# Loan Default Prediction Dataset

## Overview
This dataset is designed to help predict which individuals are most likely to default on their loan payments. It provides a valuable opportunity to tackle a significant machine learning problem within the financial services industry.

Companies, including big banks and financial institutions, leverage such data to decrease payment defaults and ensure timely loan repayments.
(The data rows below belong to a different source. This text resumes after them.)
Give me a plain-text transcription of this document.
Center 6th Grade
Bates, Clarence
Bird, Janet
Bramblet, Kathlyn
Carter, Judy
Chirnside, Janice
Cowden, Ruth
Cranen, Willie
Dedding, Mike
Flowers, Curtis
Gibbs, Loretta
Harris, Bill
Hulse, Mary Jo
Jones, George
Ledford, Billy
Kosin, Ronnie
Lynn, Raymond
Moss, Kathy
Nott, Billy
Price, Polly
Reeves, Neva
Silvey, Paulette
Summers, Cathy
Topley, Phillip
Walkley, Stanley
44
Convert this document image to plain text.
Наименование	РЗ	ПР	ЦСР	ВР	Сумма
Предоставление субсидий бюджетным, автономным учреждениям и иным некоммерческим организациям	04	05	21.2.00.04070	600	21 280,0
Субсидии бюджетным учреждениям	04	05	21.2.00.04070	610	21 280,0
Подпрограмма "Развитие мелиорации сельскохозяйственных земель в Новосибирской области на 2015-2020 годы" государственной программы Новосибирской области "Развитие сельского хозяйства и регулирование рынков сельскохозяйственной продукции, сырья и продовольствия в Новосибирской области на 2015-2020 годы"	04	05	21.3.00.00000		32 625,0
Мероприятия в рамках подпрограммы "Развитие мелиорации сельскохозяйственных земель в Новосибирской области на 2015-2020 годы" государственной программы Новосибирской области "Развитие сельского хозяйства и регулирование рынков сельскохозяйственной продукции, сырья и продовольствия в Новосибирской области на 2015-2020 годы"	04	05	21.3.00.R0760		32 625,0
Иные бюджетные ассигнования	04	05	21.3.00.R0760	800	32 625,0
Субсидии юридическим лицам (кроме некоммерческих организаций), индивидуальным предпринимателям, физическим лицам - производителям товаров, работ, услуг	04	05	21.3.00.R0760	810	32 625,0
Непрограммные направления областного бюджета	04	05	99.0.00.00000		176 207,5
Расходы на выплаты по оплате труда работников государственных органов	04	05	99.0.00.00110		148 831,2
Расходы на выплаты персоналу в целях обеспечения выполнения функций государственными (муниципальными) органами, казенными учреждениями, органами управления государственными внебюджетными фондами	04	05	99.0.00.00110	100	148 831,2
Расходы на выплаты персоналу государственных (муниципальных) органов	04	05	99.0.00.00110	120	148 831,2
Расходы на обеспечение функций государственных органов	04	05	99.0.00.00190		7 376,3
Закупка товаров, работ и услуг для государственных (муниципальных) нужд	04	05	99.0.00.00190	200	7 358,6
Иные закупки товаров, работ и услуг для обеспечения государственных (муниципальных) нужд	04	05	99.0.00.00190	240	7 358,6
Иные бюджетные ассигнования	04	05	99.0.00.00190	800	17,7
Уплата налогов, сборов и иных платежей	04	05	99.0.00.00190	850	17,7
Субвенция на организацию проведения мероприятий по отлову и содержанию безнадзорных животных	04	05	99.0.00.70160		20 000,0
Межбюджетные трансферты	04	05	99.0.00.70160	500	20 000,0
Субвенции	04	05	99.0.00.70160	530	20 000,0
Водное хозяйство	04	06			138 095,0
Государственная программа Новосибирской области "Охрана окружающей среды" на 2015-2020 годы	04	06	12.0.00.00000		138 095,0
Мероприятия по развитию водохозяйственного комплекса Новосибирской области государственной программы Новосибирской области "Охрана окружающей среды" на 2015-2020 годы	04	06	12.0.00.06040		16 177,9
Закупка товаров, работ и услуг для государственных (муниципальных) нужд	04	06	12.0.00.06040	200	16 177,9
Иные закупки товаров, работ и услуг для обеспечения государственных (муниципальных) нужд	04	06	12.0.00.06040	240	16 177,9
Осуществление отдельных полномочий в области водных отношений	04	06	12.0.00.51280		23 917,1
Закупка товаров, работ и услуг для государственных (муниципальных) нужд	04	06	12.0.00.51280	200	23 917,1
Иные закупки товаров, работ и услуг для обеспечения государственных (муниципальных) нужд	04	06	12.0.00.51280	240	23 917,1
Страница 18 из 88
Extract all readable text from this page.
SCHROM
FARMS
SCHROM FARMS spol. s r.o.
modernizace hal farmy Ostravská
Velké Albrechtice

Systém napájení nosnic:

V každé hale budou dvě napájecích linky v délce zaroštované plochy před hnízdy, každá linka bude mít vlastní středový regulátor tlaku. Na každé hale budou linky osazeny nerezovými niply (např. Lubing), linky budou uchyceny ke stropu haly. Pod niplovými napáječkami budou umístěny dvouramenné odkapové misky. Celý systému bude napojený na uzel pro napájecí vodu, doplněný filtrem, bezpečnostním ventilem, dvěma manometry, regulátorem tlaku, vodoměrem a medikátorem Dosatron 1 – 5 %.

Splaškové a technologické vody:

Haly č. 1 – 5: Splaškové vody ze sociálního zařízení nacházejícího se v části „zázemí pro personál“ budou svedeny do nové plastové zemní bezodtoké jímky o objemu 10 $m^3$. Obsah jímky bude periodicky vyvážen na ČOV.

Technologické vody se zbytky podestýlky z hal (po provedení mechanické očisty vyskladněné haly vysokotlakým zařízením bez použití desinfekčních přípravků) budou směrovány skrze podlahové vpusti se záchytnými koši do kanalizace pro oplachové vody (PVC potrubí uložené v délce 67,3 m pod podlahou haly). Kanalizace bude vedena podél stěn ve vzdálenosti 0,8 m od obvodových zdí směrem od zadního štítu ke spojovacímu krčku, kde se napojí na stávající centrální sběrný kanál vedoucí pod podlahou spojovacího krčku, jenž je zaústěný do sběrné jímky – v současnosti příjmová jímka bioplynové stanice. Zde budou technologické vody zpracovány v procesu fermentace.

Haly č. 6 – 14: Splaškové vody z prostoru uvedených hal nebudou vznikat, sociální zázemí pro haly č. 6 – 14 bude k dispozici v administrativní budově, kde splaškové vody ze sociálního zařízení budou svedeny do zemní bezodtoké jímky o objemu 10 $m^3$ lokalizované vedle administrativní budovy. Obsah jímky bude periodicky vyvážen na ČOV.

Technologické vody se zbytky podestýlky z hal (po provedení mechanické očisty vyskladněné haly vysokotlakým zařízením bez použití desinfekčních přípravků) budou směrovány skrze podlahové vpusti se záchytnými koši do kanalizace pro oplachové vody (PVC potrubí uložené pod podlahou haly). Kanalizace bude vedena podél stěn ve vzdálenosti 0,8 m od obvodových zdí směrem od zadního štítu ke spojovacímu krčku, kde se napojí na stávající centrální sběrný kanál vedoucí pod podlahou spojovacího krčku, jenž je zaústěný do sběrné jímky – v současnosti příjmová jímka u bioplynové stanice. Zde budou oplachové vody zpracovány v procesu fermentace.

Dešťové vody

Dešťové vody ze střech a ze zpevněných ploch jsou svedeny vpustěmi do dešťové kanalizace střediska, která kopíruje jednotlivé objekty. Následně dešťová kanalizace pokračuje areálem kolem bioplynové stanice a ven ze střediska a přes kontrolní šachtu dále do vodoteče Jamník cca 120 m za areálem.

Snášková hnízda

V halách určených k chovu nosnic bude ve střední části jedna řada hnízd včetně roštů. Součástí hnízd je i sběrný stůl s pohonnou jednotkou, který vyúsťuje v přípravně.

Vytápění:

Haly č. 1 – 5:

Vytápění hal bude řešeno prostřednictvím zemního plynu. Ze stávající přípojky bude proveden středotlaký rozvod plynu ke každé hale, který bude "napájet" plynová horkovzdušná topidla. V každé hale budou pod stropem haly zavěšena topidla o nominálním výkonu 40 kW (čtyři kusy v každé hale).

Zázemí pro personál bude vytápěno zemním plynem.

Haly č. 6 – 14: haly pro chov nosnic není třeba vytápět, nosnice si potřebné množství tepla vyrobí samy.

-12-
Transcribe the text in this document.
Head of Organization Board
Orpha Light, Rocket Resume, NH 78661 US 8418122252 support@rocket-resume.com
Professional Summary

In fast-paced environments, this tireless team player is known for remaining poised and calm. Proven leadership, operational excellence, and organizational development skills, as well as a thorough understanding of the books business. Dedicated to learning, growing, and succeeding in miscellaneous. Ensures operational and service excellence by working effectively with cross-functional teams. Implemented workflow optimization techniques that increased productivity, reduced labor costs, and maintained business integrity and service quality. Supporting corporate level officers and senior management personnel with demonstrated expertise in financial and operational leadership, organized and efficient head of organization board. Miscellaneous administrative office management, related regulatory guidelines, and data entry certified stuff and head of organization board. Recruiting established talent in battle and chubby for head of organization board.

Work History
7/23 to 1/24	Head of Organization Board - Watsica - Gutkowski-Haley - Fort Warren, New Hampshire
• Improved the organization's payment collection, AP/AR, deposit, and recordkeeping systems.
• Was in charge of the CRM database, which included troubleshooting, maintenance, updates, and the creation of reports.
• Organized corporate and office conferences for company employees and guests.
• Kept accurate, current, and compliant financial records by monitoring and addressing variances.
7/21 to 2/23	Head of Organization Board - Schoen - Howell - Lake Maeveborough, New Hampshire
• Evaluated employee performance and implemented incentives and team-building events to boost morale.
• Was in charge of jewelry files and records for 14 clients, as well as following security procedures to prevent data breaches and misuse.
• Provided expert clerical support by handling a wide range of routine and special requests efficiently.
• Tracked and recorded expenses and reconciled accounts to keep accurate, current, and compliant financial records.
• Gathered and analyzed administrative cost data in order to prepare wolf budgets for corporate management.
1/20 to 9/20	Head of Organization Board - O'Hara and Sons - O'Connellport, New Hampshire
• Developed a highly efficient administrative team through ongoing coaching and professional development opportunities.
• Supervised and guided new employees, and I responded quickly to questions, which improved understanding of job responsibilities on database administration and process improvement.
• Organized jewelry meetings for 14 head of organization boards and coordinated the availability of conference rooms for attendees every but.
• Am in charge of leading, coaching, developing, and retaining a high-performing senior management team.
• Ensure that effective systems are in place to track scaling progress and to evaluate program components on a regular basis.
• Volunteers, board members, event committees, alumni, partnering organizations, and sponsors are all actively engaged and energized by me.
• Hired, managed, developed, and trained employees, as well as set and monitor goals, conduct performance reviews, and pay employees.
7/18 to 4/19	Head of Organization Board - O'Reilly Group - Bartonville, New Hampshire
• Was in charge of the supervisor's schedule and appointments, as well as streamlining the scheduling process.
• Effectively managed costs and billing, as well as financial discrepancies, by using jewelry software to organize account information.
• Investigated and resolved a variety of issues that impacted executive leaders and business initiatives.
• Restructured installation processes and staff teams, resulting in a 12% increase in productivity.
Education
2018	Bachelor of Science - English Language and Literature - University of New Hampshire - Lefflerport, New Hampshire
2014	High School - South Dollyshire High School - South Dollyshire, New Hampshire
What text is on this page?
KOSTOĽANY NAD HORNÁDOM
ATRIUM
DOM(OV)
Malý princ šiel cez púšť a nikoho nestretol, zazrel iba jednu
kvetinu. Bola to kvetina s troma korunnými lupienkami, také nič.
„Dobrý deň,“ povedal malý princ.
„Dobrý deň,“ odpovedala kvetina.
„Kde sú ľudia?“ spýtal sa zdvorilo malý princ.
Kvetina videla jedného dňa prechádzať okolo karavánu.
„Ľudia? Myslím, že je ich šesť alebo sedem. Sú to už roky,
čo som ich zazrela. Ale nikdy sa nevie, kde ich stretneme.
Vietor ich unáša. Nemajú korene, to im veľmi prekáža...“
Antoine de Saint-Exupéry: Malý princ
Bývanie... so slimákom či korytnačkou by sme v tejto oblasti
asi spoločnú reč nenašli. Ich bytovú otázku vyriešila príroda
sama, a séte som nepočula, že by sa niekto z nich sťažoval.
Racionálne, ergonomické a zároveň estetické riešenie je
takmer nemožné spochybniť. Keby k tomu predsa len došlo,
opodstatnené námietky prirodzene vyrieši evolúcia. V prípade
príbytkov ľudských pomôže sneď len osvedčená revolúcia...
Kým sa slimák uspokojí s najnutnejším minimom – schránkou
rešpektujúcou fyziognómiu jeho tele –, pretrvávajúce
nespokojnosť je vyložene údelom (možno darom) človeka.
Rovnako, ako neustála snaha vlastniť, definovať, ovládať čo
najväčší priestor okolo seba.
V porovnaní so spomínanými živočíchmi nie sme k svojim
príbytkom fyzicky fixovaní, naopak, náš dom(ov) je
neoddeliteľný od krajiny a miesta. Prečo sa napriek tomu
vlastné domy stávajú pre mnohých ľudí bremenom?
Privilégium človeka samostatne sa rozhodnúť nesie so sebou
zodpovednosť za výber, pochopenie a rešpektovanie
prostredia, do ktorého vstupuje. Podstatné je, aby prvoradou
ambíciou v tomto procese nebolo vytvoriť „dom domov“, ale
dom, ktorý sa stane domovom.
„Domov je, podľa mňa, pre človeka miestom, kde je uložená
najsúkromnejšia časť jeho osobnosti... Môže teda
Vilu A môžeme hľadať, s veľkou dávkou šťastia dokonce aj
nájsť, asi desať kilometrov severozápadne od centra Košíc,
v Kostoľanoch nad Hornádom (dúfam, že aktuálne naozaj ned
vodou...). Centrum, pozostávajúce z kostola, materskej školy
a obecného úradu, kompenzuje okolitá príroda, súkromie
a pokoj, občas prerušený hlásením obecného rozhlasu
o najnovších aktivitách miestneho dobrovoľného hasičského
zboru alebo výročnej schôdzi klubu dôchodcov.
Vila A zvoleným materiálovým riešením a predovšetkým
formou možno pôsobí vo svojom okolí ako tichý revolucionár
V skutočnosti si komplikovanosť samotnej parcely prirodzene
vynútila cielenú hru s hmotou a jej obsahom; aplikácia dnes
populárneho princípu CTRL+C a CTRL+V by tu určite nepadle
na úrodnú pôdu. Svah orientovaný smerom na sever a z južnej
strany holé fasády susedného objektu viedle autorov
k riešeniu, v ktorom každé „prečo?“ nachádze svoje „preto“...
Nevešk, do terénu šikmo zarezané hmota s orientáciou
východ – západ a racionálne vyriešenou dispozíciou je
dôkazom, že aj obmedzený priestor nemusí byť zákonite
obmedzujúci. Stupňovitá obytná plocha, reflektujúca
By applying machine learning, organisations can identify high-risk individuals, allowing for the effective deployment of appropriate interventions.

The dataset originates from **Coursera's Loan Default Prediction Challenge**, offering a unique resource to test and enhance modelling skills.

---

## Columns
The dataset contains **18 distinct columns**, each providing specific details about the loan and the borrower:

| Column Name | Description | Range / Values |
| :--- | :--- | :--- |
| **LoanID** | A unique identifier for each loan. | Unique string/number |
| **Age** | The age of the borrower. | 18 to 69 |
| **Income** | The annual income of the borrower. | £15,000 to £150,000 |
| **LoanAmount** | The specific amount of money borrowed. | £5,000 to £250,000 |
| **CreditScore** | The credit score of the borrower. | 300 to 849 |
| **MonthsEmployed** | The number of months the borrower has been employed. | 0 to 119 months |
| **NumCreditLines** | The total number of open credit lines the borrower possesses. | 1 to 4 |
| **InterestRate** | The interest rate applied to the loan. | 2% to 25% |
| **LoanTerm** | The duration of the loan in months. | 12, 24, 36, 48, or 60 months |
| **DTIRatio** | The Debt-to-Income ratio. | 0.1 to 0.9 |
| **Education** | The highest level of education attained by the borrower. | `Bachelor's`, `High School`, `Other` |
| **EmploymentType** | The borrower's employment status. | `Part-time`, `Unemployed`, `Other` |
| **MaritalStatus** | The marital status of the borrower. | `Married`, `Divorced`, `Other` |
| **HasMortgage** | A boolean indicating whether the borrower has a mortgage. | `true` / `false` |
| **HasDependents** | A boolean indicating whether the borrower has dependents. | `true` / `false` |
| **LoanPurpose** | The stated purpose for which the loan was taken. | `Business`, `Home`, `Other` |
| **HasCoSigner** | A boolean indicating if the loan has a co-signer. | `true` / `false` |
| **Default** | **The target variable**, indicating whether the loan defaulted or not. | `0` (No) or `1` (Yes) |

In [None]:
import pandas as pd
import os
import matplotlib.pyplot as plt


In [None]:
DATA_PATH = os.path.join("..", "Data", "raw", "Loan_default.csv")
df = pd.read_csv(DATA_PATH)

In [None]:
df.head()

In [None]:
df.info()

In [None]:
df.drop(columns=['LoanID'],axis=1,inplace=True)

In [None]:
df['Default'].value_counts(normalize=True).plot(kind='bar')
plt.title('Proportion of Loan Defaults')
plt.xlabel('Default Status')
plt.ylabel('Proportion')
plt.show()
legend_labels = ['No Default', 'Default']

In [None]:
df.duplicated().sum()

In [None]:
cat_df=df.select_dtypes(include=['object'])
cat_df.nunique()

In [None]:
cat_df.describe()

In [None]:
unique_values = {col: cat_df[col].unique().tolist() for col in cat_df.columns}
unique_values

In [None]:
num_df=list(set(df)-set(cat_df))
num_df=pd.DataFrame(df[num_df])
num_df.describe()

In [None]:
num_df.skew()

In [None]:
df.hist(bins=40, figsize=(15,10))
plt.tight_layout()
plt.show()

In [None]:
DATA_PATH = os.path.join("..", 'Data',"processed",'loan_data.csv')

In [None]:
yesNoColumns = ["HasMortgage","HasDependents", "HasCoSigner"]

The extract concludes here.